気分が乗ってる時は、トランペットの練習も作曲も、両方うまくいくんだよね。相乗効果っていうか。だけどコンテストのことが気になって、そのせいで作曲のアイデアも滞り気味だ。
創作しようと取り組んでるオレのオリジナル・クラシックの曲は、大好きなリムスキー=コルサコフの、「シェヘラザード」へのオマージュ。今までに最も感銘を受けた作品の名を聞かれたら、オレは迷わず「シェヘラザード」と答えるだろう。リムスキー=コルサコフの崇高なオーケストレーション――オーケストラ演奏用の編曲のこと――には、遥か遠く及ばないんで、まだ半分しか完成してないけど。

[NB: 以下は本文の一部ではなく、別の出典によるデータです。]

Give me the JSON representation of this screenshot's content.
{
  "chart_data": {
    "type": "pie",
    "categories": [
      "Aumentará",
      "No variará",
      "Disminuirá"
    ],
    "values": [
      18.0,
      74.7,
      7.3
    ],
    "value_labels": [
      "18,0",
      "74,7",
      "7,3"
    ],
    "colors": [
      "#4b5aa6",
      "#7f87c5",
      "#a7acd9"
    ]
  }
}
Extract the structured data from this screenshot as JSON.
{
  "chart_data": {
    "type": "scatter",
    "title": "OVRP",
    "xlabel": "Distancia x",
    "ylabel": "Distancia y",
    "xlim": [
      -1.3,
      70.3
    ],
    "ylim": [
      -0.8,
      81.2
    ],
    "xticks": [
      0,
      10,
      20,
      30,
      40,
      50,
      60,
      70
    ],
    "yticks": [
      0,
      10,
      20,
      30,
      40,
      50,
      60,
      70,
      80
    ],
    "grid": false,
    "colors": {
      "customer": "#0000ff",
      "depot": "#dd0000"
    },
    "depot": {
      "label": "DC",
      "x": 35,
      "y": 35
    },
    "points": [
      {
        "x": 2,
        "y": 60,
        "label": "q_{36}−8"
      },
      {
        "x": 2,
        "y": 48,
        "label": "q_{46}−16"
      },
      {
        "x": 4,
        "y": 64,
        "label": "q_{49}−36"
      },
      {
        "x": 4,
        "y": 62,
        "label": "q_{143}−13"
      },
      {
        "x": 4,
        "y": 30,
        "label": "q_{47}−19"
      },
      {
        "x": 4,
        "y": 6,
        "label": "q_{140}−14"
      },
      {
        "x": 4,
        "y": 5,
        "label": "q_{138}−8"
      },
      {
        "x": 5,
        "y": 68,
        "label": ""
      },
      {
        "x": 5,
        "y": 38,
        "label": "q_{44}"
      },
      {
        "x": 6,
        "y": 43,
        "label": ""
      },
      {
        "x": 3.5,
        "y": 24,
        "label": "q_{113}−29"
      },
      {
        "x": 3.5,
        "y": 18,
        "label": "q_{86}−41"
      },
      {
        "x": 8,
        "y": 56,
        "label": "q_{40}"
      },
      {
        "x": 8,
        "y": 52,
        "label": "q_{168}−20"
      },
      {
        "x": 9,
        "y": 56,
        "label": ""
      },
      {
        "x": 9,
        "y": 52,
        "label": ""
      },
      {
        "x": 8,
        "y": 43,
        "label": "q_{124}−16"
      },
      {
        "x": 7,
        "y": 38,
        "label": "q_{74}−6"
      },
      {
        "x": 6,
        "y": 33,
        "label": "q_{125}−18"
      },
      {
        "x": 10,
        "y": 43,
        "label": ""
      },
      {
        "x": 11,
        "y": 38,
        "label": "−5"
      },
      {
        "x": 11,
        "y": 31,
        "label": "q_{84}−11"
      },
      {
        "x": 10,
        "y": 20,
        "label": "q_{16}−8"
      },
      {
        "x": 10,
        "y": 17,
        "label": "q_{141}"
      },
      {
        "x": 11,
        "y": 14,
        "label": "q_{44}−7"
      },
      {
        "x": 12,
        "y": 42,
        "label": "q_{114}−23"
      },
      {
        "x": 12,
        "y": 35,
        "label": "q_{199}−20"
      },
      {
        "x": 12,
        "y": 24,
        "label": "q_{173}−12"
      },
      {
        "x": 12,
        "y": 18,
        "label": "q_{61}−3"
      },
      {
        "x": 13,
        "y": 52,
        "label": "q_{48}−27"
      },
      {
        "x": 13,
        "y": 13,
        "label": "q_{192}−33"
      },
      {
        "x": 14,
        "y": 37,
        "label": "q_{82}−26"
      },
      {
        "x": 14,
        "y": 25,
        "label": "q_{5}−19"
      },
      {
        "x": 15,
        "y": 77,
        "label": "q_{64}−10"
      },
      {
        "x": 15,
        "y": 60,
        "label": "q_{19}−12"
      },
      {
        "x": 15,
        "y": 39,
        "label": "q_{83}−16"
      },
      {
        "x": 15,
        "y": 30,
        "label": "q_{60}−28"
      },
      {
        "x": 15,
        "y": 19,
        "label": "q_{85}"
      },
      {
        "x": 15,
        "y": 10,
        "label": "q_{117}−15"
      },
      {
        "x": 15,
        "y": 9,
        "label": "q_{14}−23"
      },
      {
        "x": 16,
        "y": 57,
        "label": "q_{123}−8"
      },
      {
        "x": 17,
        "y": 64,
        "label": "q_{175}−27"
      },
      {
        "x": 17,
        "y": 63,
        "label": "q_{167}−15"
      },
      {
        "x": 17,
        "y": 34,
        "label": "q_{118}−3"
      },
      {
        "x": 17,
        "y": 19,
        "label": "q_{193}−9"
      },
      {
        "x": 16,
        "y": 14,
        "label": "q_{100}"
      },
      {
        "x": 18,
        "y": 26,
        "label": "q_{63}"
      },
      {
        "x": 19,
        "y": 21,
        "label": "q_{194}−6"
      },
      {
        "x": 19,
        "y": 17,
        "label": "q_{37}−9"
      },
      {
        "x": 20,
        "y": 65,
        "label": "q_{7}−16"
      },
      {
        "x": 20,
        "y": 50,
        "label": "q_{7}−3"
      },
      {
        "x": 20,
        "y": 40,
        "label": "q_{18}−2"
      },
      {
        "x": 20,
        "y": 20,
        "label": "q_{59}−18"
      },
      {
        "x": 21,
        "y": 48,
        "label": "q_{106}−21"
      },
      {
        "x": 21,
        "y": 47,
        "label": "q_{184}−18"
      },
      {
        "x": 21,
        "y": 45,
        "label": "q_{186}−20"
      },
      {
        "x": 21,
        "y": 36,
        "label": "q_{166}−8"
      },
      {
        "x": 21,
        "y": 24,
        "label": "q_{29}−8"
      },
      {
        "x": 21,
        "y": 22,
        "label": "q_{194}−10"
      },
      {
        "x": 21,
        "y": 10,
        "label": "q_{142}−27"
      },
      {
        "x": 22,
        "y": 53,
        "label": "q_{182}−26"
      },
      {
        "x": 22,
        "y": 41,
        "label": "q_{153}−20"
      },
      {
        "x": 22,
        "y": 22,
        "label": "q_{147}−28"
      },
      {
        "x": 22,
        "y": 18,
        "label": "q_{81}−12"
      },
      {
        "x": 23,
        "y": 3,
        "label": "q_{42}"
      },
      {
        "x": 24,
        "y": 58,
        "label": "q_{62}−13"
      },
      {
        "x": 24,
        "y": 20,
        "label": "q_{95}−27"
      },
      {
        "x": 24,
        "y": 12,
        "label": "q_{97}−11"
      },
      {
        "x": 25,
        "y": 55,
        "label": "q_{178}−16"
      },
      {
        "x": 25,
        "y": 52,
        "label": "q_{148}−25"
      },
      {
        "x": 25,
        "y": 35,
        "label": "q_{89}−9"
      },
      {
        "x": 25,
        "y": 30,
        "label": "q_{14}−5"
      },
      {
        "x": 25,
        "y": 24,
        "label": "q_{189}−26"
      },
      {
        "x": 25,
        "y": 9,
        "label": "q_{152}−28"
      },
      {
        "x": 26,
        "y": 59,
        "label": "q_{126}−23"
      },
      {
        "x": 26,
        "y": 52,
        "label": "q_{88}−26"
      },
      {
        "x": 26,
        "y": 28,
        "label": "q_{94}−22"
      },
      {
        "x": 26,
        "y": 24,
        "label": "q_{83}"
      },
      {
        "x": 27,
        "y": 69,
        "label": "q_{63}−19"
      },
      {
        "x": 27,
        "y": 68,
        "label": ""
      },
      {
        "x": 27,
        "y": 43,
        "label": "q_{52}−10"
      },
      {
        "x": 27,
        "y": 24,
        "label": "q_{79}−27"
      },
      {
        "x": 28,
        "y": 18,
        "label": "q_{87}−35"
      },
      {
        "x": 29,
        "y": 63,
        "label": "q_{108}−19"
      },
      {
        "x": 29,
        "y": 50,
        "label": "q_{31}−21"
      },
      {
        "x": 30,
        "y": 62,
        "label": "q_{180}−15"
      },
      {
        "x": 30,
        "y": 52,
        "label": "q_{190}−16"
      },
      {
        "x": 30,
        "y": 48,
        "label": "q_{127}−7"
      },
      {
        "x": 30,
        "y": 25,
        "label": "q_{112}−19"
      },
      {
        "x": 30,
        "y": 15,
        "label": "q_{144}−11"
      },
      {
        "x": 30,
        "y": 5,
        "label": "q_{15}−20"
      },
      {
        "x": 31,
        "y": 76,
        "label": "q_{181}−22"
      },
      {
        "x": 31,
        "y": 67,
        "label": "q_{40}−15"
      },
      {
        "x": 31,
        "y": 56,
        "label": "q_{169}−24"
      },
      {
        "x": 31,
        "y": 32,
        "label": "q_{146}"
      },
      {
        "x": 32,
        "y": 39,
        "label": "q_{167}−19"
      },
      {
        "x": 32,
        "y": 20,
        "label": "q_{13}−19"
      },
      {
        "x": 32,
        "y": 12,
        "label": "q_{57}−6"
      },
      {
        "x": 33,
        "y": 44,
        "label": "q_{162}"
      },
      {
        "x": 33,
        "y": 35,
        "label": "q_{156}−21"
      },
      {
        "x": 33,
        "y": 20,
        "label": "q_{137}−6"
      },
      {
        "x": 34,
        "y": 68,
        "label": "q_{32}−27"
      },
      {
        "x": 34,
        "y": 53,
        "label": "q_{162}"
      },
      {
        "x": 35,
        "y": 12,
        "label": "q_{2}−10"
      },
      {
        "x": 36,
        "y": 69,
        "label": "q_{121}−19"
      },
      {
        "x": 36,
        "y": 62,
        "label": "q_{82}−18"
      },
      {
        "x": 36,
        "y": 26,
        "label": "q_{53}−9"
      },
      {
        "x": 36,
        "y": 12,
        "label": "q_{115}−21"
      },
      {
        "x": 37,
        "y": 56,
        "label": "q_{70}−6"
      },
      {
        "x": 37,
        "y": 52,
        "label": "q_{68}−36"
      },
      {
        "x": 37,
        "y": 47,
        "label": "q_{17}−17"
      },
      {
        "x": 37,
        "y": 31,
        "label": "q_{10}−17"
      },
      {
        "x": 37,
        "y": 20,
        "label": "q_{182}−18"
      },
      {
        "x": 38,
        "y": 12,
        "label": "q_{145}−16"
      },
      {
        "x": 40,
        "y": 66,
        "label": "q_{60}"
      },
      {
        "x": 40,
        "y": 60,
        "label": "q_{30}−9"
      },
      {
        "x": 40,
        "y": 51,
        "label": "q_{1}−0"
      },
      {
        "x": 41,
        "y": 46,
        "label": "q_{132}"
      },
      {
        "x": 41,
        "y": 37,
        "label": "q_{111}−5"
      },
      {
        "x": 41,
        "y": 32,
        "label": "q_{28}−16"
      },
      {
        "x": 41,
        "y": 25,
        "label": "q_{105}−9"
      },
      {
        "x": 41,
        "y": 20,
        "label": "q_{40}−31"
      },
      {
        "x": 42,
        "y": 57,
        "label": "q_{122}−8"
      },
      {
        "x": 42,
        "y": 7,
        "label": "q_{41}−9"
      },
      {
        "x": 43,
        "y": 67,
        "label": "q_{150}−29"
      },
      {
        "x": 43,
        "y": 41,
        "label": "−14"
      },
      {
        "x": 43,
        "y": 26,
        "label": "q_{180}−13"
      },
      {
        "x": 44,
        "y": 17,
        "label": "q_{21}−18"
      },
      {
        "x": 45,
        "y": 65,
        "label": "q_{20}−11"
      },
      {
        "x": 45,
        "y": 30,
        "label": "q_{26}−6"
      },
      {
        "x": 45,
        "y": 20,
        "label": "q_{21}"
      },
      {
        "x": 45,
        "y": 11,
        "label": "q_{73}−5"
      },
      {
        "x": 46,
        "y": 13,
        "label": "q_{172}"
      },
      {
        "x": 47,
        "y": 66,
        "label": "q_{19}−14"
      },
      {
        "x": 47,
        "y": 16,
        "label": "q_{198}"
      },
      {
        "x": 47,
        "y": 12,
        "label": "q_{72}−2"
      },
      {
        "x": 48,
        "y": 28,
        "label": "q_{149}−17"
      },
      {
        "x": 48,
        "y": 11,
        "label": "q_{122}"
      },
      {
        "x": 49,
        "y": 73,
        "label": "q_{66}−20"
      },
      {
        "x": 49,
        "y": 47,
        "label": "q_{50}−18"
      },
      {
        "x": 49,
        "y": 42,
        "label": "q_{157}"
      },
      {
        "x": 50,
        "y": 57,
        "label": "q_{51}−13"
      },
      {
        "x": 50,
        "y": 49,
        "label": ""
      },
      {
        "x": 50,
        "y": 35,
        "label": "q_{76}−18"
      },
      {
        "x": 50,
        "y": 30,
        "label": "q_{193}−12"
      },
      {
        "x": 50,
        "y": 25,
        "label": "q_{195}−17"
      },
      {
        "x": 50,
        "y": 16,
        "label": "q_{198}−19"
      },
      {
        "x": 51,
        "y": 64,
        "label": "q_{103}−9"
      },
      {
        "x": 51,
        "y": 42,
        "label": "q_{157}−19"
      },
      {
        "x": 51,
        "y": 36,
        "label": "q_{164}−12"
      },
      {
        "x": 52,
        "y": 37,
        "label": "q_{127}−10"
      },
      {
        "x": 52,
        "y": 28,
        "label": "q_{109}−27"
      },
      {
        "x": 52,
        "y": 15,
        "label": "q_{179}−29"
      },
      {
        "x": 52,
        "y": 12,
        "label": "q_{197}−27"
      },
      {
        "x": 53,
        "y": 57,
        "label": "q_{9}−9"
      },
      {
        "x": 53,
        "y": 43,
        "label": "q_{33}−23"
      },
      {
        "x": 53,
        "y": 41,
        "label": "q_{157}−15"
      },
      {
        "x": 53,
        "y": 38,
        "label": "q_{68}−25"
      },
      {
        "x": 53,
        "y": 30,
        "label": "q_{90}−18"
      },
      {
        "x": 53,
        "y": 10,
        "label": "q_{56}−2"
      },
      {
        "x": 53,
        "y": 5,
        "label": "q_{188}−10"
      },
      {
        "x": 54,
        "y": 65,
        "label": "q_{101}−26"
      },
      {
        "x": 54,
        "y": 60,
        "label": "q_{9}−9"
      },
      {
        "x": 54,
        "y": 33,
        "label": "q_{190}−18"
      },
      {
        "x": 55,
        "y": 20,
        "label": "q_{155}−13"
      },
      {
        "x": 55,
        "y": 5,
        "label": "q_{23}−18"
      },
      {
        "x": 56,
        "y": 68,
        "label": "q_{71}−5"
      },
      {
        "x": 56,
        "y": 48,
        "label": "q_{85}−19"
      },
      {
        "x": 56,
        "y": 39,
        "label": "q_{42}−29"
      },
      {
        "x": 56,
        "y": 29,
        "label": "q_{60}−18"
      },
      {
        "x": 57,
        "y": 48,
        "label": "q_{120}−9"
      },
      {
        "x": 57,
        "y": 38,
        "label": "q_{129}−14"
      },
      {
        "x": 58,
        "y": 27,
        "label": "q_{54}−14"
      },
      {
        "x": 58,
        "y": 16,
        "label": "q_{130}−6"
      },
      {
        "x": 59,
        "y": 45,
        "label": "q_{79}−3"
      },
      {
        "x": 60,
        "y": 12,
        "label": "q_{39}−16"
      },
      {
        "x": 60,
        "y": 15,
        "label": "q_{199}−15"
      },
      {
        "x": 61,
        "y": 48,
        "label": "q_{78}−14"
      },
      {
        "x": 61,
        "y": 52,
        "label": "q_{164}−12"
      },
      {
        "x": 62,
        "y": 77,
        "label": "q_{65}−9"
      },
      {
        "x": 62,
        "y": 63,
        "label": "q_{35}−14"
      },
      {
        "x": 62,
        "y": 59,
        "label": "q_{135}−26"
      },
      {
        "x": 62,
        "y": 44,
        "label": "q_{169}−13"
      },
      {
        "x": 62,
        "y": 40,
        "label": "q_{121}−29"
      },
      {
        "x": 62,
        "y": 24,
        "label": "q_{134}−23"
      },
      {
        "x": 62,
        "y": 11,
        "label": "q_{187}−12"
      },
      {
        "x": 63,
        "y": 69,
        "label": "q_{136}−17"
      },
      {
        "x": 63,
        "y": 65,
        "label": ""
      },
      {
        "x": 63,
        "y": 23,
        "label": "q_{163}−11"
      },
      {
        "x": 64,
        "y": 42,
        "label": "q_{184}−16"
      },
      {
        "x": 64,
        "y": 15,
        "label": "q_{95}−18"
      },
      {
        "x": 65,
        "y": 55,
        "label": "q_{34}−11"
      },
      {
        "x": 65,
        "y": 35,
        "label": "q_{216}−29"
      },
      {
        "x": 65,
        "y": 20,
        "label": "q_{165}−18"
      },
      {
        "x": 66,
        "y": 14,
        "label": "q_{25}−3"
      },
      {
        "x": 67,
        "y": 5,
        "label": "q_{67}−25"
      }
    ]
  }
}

創作は、オレの夢のひとつだ。でも中盤から、自分の曲がシェヘラザードに影響され過ぎてるような気がするんだ。なんかオレの曲までエキゾチックになってきちゃって……。もう少しオレ独特のひらめき(?)みたいなもんが欲しい。
そんなことを考えてた時、手の中のスマホが震えた。新しいメッセージだ。
あれ、なんだろ、シャーリーンからかな?
スマホの画面には、メッセージの最初の部分が見えていた。
『あなたの応募作品が、一次審査を通過し……』
え……?
信じられなくて、つかの間ただスマホを握りしめてた。だけど、やがて衝撃の波がオレを鷲掴みにする。じっとしていられなくて、体は建物を飛び出した。
ウィルソン広場まで突っ走っても、全然気持ちはおさまらない。
……と、右側にジャンス階段(Janss Steps)がある。
うぉおおお!! 心の中で叫びオレはその八十六段の階段を、一気に駆け上がった。とにかく休みなく走り抜けた。
走っていないと焼けてしまうような、何か得体の知れないものがオレの体中を駆け巡っている。もどかしさで、一段跳びでのぼった。無意識のうちに六段目を飛ばしていたみたいだ。このジャンス階段には言い伝えがあって、六段目にはUCLAのために土地を提供したジャンス兄弟の遺体が埋められてるらしいんだ。遺体の上を踏みつけたくないから、自然にそうしてた。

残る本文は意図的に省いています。